Language as a variably multimodal phenomenon
For many years, a number of scholars from gesture studies (e.g., Kendon, McNeill, and others) have argued that gesture and language form an integrated whole. The field of linguistics that has perhaps been the most receptive to this claim is cognitive linguistics, which is now adapting in recognition of the significance of gesture. For example, within Cognitive Grammar, pairings of vocalizations and conceptualizations are claimed to become schematized into linguistic units through repeated instantiations in “usage events,” and this characterization has been elaborated to include “any other kinds of signals, such as gestures and body language” (Langacker 2008: 457). What would it mean for this theory of language if it pursued these claims seriously?
One answer might be that it would take language as a completely multimodal phenomenon (audio and visual). However, I will argue that this approach does not provide the best account, given that speech and gesture have different communicative statuses, gesture is not always used by speakers nor always seen by addressees, gesture use differs per culture, etc.
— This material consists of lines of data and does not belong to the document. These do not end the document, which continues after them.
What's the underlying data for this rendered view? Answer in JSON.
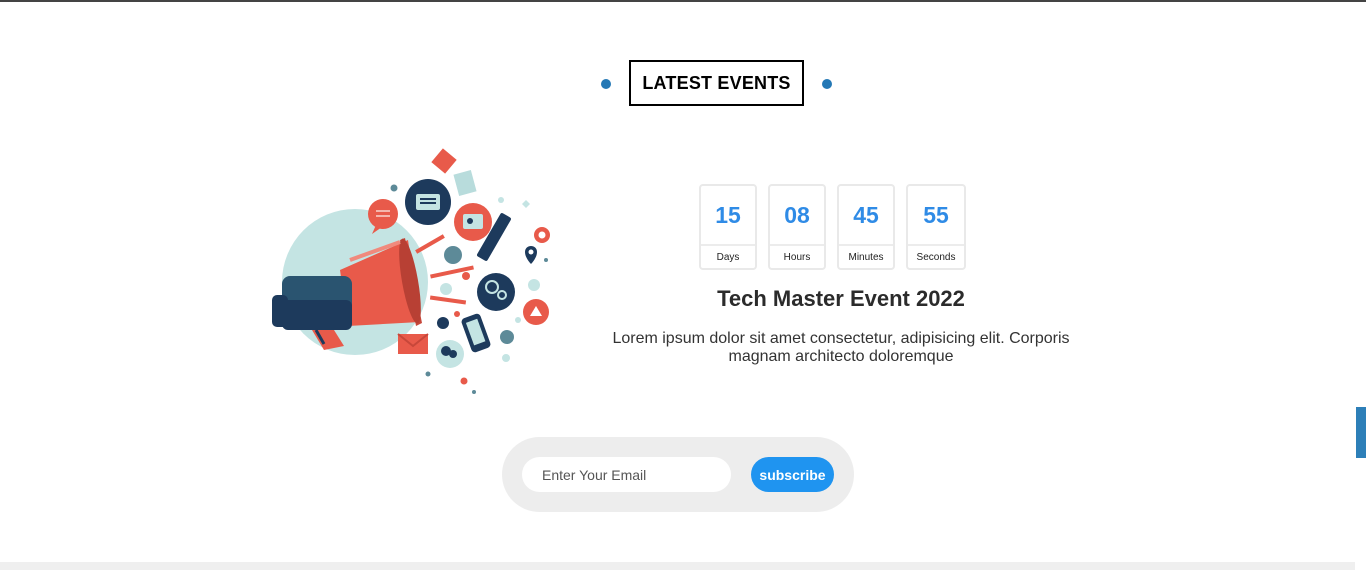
{
  "section": {
    "title": "LATEST EVENTS"
  },
  "illustration": {
    "icon": "megaphone-marketing-illustration",
    "colors": {
      "navy": "#1d3a5c",
      "red": "#e85a4a",
      "teal": "#c4e4e3",
      "blue_grey": "#5d8a98"
    }
  },
  "countdown": {
    "days": {
      "value": "15",
      "label": "Days"
    },
    "hours": {
      "value": "08",
      "label": "Hours"
    },
    "minutes": {
      "value": "45",
      "label": "Minutes"
    },
    "seconds": {
      "value": "55",
      "label": "Seconds"
    }
  },
  "event": {
    "title": "Tech Master Event 2022",
    "description": "Lorem ipsum dolor sit amet consectetur, adipisicing elit. Corporis magnam architecto doloremque"
  },
  "subscribe": {
    "placeholder": "Enter Your Email",
    "button_label": "subscribe"
  },
  "colors": {
    "accent": "#1f94f0",
    "number": "#2f8be6",
    "dot": "#2478b5",
    "side_tab": "#2d7fb8"
  }
}
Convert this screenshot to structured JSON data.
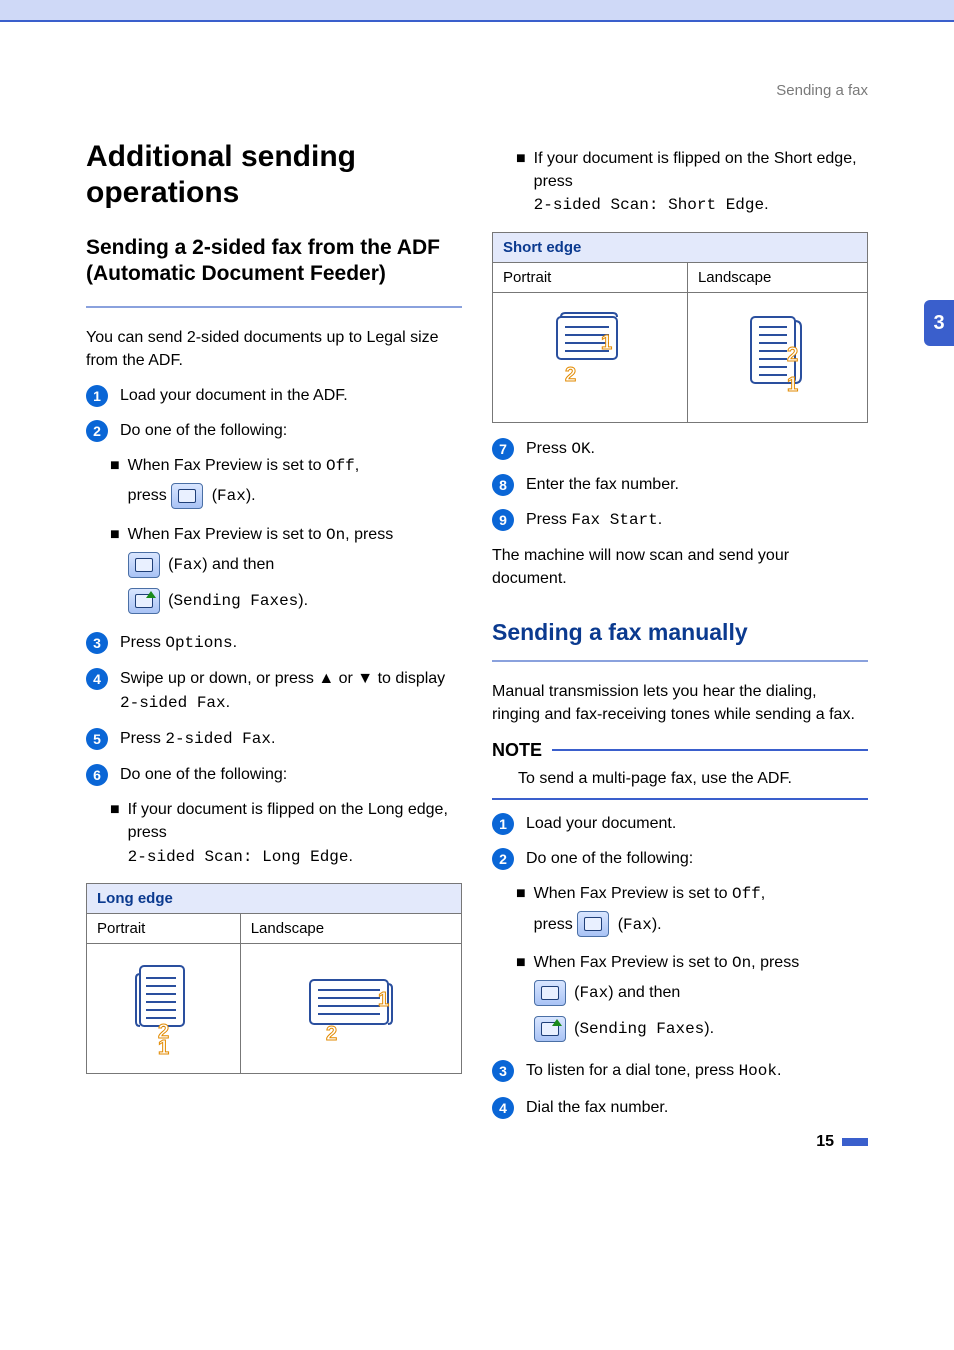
{
  "runhead": "Sending a fax",
  "chapter_tab": "3",
  "page_number": "15",
  "h1": "Additional sending operations",
  "sec1": {
    "title": "Sending a 2-sided fax from the ADF (Automatic Document Feeder)",
    "intro": "You can send 2-sided documents up to Legal size from the ADF.",
    "step1": "Load your document in the ADF.",
    "step2": "Do one of the following:",
    "s2a_pre": "When Fax Preview is set to ",
    "s2a_off": "Off",
    "s2a_post": ",",
    "s2a_line2_pre": "press ",
    "s2a_fax": "Fax",
    "s2b_pre": "When Fax Preview is set to ",
    "s2b_on": "On",
    "s2b_post": ", press",
    "s2b_fax": "Fax",
    "s2b_and": " and then",
    "s2b_send": "Sending Faxes",
    "step3_pre": "Press ",
    "step3_mono": "Options",
    "step4_a": "Swipe up or down, or press ",
    "step4_up": "▲",
    "step4_mid": " or ",
    "step4_down": "▼",
    "step4_b": " to display ",
    "step4_mono": "2-sided Fax",
    "step5_pre": "Press ",
    "step5_mono": "2-sided Fax",
    "step6": "Do one of the following:",
    "s6a_a": "If your document is flipped on the Long edge, press",
    "s6a_mono": "2-sided Scan: Long Edge",
    "s6b_a": "If your document is flipped on the Short edge, press",
    "s6b_mono": "2-sided Scan: Short Edge",
    "long_table": {
      "caption": "Long edge",
      "col1": "Portrait",
      "col2": "Landscape"
    },
    "short_table": {
      "caption": "Short edge",
      "col1": "Portrait",
      "col2": "Landscape"
    },
    "step7_pre": "Press ",
    "step7_mono": "OK",
    "step8": "Enter the fax number.",
    "step9_pre": "Press ",
    "step9_mono": "Fax Start",
    "outro": "The machine will now scan and send your document."
  },
  "sec2": {
    "title": "Sending a fax manually",
    "intro": "Manual transmission lets you hear the dialing, ringing and fax-receiving tones while sending a fax.",
    "note_label": "NOTE",
    "note_body": "To send a multi-page fax, use the ADF.",
    "step1": "Load your document.",
    "step2": "Do one of the following:",
    "s2a_pre": "When Fax Preview is set to ",
    "s2a_off": "Off",
    "s2a_post": ",",
    "s2a_line2_pre": "press ",
    "s2a_fax": "Fax",
    "s2b_pre": "When Fax Preview is set to ",
    "s2b_on": "On",
    "s2b_post": ", press",
    "s2b_fax": "Fax",
    "s2b_and": " and then",
    "s2b_send": "Sending Faxes",
    "step3_pre": "To listen for a dial tone, press ",
    "step3_mono": "Hook",
    "step4": "Dial the fax number."
  }
}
Instead, building on work in Relevance Theory (Sperber & Wilson 1995), the selective activation of meaning (Müller 2008), and attentional analysis of meaning (Oakley 2009), I will pursue the argument that language is a flexibly dynamic category, which is only variably multimodal. The model of language proposed is one structured as a center-periphery category, with a prototype-center being the spoken words and grammar that are the traditional object of study within linguistics, and various positions outside the center being held by other behaviors that are potentially highlighted in usage events (such as intonation, gestures of various sorts, object manipulation, and others).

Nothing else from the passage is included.